Poems are shooting up like roadside daffodils: Richard Brautigan’s short poem, written in 1969, about feeling bad today appears in an Instagram story; Ada Limón’s “The End of Poetry” replicates on Twitter; a “poem train” email shows up in the inbox. The world-disordering pandemic has infused new collections, written years ago but publishing now, with topical significance. Joyelle McSweeney’s Toxicon and Arachne, published by Nightboat a month into America’s fight against the novel coronavirus, depicts a world of chemical spills and pestilence. Victoria Chang wrote Obit, a collection of obituary-style mourning poems out from Copper Canyon Press, in the weeks after her mother’s death; it serves as an extended meditation on loss, and those left behind. “ I always knew that grief was something I could smell,” she writes. “But I didn’t know that it’s not actually a noun but a verb. That it moves.”
“Poetry tends to hang out at points of transformation,” says musician and United States poet laureate Joy Harjo. “People may have not much interest in poetry at all or even read it much, but when a death happens in the family, or some other grief event, or marriage, or falling in love, or falling out of love, birth—people always turn to poetry.”

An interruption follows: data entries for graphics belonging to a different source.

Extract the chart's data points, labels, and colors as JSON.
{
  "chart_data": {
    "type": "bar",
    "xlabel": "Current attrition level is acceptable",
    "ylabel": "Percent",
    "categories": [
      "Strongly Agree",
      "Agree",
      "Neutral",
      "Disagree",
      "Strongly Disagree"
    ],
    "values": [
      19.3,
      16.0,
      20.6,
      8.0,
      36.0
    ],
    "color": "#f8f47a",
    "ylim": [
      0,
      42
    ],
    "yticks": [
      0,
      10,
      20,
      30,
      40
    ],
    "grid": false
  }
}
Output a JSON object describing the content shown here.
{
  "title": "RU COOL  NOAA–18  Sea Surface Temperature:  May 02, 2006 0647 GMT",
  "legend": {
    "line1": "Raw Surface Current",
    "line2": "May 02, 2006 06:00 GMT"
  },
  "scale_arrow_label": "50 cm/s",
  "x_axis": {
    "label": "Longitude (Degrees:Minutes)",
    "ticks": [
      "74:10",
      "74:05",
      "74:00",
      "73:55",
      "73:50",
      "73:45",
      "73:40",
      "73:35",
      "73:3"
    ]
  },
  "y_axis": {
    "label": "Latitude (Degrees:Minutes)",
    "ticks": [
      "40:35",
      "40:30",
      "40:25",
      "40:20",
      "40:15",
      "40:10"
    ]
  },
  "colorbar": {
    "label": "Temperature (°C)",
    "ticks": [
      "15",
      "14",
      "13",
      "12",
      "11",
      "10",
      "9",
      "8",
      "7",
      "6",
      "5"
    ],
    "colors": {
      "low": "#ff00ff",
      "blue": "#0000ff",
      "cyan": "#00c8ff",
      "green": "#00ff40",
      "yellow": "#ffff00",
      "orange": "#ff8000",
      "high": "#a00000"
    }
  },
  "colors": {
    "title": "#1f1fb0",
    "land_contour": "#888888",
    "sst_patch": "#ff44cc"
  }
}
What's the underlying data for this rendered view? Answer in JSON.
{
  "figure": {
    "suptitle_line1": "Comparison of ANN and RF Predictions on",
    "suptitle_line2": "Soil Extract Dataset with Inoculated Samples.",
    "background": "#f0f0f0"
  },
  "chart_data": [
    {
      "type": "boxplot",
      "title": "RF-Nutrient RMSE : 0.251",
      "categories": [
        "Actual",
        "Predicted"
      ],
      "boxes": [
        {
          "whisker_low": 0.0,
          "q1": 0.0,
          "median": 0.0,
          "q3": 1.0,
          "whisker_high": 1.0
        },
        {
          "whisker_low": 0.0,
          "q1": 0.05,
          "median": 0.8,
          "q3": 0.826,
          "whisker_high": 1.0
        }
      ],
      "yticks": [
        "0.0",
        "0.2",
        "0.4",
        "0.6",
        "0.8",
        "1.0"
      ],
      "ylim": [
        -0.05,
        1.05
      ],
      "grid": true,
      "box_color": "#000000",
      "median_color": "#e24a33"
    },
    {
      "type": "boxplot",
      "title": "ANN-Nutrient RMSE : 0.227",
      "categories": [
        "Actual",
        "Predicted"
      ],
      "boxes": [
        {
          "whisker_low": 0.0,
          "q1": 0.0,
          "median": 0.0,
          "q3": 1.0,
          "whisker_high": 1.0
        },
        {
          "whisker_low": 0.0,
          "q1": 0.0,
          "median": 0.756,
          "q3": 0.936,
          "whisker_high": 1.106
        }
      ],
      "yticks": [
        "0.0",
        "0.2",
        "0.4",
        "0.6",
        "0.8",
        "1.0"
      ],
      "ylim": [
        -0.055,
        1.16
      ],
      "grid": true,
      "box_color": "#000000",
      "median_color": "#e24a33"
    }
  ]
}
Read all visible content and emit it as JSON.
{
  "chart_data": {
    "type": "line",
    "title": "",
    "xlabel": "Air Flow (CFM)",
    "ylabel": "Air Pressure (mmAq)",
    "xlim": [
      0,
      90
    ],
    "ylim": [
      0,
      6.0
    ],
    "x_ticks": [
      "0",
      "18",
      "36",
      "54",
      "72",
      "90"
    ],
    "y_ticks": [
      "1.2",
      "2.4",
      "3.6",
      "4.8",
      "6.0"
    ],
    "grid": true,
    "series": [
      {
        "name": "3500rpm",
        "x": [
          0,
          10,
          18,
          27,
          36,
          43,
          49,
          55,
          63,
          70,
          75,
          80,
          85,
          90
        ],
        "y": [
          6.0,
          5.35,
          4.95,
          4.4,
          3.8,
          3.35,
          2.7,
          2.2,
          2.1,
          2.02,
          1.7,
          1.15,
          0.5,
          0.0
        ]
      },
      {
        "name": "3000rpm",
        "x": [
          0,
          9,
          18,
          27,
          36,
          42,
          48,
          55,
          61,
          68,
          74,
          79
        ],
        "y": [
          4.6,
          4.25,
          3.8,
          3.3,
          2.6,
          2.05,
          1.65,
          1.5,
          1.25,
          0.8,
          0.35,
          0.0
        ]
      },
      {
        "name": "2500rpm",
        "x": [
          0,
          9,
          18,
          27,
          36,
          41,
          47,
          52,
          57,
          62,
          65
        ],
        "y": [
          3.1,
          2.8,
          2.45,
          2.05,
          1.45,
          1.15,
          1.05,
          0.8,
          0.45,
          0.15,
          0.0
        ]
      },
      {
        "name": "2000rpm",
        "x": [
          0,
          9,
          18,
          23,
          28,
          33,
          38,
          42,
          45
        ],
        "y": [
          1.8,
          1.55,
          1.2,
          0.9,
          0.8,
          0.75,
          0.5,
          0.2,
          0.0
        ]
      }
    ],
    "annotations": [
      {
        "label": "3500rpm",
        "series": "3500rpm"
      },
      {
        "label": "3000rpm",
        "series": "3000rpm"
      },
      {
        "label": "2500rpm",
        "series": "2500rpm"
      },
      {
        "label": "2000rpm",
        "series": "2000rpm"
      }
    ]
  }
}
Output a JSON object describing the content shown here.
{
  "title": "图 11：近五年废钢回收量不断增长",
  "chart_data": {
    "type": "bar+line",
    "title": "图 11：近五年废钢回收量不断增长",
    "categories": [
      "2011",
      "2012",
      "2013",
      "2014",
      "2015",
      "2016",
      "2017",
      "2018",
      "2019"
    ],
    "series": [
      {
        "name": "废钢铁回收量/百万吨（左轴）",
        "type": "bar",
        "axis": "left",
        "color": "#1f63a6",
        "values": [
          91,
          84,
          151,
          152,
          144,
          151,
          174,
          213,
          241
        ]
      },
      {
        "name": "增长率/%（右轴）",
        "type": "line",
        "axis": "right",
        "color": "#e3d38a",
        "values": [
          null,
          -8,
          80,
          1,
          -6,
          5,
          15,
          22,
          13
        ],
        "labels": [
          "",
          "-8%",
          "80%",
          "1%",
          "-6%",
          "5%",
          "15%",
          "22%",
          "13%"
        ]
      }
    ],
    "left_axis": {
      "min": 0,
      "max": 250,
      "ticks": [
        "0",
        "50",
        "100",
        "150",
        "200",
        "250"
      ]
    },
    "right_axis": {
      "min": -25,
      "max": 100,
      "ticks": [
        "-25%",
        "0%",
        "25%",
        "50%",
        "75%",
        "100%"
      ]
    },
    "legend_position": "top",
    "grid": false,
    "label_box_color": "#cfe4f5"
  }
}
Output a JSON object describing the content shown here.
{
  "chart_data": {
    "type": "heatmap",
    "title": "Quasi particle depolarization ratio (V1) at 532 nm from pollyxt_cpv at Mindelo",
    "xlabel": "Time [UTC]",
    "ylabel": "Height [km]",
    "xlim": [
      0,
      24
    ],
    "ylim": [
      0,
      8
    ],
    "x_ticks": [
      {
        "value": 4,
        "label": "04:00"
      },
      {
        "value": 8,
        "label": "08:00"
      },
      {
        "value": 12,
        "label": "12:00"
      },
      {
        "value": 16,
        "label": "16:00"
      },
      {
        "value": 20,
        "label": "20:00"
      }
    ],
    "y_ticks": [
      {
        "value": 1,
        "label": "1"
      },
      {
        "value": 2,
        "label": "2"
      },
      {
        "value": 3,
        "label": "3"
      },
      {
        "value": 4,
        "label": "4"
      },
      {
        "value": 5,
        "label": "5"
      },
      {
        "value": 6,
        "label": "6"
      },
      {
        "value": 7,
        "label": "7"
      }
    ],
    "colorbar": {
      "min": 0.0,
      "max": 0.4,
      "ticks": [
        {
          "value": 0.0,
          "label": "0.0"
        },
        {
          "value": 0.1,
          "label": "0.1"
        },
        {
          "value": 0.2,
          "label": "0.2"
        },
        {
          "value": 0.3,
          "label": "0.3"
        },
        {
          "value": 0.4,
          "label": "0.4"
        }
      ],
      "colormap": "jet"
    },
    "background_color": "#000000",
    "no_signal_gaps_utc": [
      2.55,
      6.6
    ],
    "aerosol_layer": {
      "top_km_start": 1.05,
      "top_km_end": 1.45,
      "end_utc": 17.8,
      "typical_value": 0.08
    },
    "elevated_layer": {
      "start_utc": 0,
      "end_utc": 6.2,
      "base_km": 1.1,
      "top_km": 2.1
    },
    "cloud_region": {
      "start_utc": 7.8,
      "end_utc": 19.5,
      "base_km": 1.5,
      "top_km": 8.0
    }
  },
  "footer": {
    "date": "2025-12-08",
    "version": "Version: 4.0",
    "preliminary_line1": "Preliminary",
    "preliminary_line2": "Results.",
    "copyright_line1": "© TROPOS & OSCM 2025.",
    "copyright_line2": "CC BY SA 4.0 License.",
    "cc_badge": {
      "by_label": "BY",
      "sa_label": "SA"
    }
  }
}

Already, poets are capturing this moment. On the first day of San Francisco’s shelter-in-place order, and one week after the publication of her new collection, Ledger (Knopf), Jane Hirshfield wrote “Today, When I Could Do Nothing,” about the gentle and possibly futile gesture of saving an ant as the world begins to crumble. Carol Ann Duffy, who served as Britain’s poet laureate from 2009 until 2019, is spearheading a project called Write Where We Are Now, in which she has asked fellow poets to create a “living record” of the pandemic.